I’m not good at “keeping house”. This realization more often than not leaves me feeling completely inadequate as both a wife and partner. I just can’t seem to make myself tackle things like dishes or dusting because they are never ending. I’ve gotten better about staying on top of laundry but that is a steep uphill battle for me. I honestly believe there’s some key element missing from my DNA.
Today I tried to be better, for both myself and Husband. Expired food was chunked from cabinets. Appliances were somewhat cleaned. Countertops wiped down. Dishes were done and put away. Cabinets and drawers were cleaned out and reorganized. Eventually though I ran out of steam. I always run out of steam. I want to be proud of myself but I look around at all that still needs to be done and pride is a hard thing to find.
I keep thinking that if I minimize the amount of “stuff” then keeping it maintained will be easier. So I box/bag up piles of things to give away to charity and family members. I feel relieved to see them go and think to myself, “Ok this should be easier now…” but it never is. The “stuff” I gave away seems to be replaced by other “stuff” faster than I can become aware of it happening.

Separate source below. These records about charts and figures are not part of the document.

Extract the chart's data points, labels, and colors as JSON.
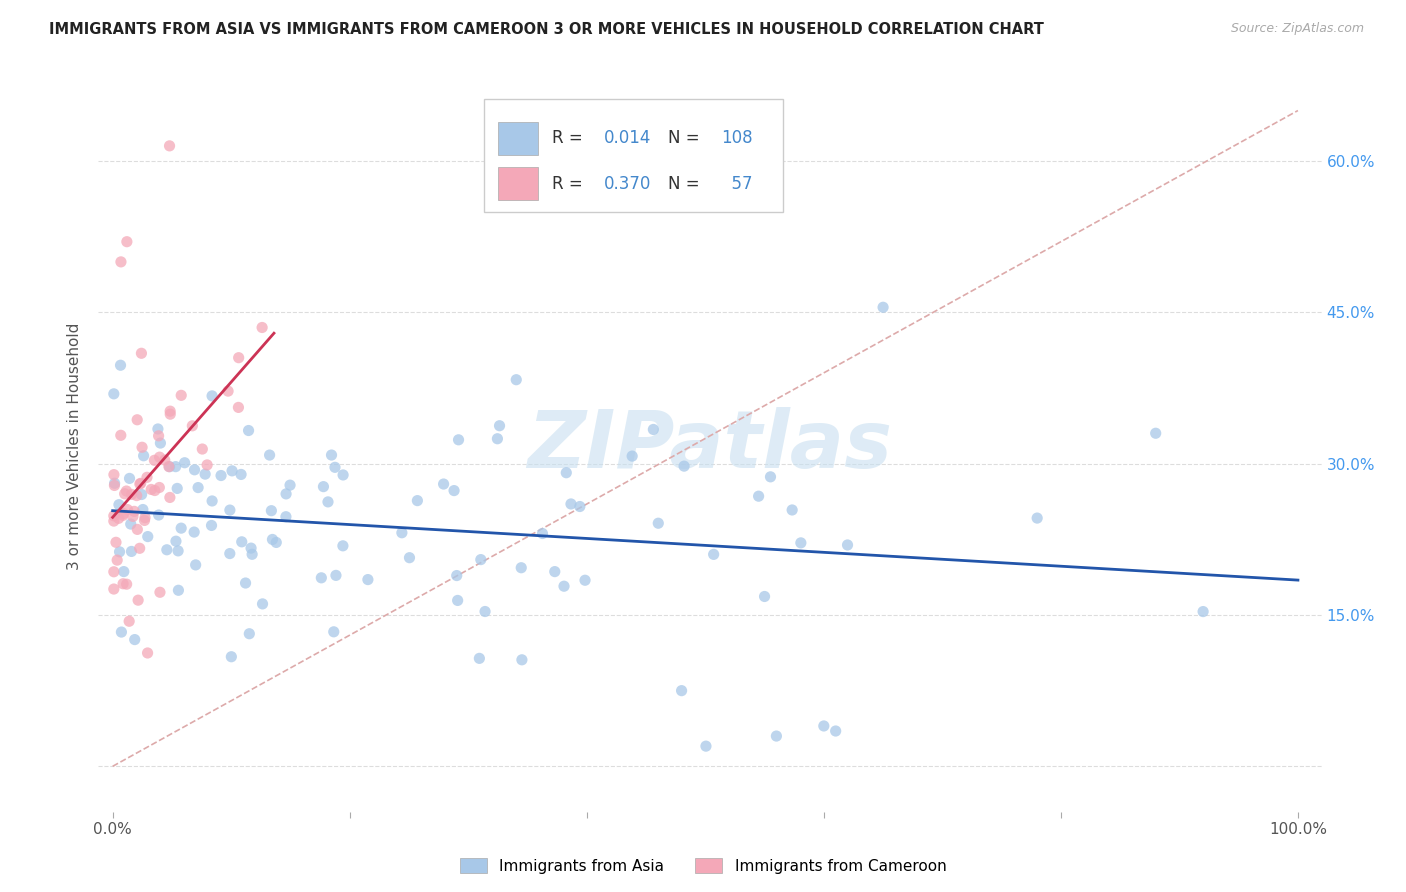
{
  "title": "IMMIGRANTS FROM ASIA VS IMMIGRANTS FROM CAMEROON 3 OR MORE VEHICLES IN HOUSEHOLD CORRELATION CHART",
  "source": "Source: ZipAtlas.com",
  "ylabel": "3 or more Vehicles in Household",
  "legend_r_asia": "0.014",
  "legend_n_asia": "108",
  "legend_r_cam": "0.370",
  "legend_n_cam": "57",
  "color_asia": "#a8c8e8",
  "color_cam": "#f4a8b8",
  "trendline_asia_color": "#2255aa",
  "trendline_cam_color": "#cc3355",
  "diag_color": "#ddaaaa",
  "diag_style": "--",
  "background_color": "#ffffff",
  "watermark": "ZIPatlas",
  "watermark_color": "#c8dff0",
  "legend_blue": "#4488cc",
  "legend_black": "#333333",
  "right_axis_color": "#4499ee",
  "grid_color": "#dddddd",
  "ylabel_color": "#555555",
  "source_color": "#aaaaaa"
}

I’ve really been trying the last few months to clear out the “stuff” in our house. I’ve tried very hard to be cognizant of what we’re buying and how it will fit into the grand scheme of “stuff” already owned by us. It’s just not easy. I’m prone to deep emotional attachment to our “stuff” and Husband is prone to packrat-ness. I envy people who can pack their most valuable possessions into their car; I envy people who aren’t owned by their “stuff”.
I keep waiting for that epiphany. Waiting for that moment when things will just make sense. I’m not sure where I belong in this universe, what my purpose in this life is. I wish I could clear away all the unnecessary “stuff” from my proverbial basement and get to the heart of the matter. Where’s that catalyst when you need one?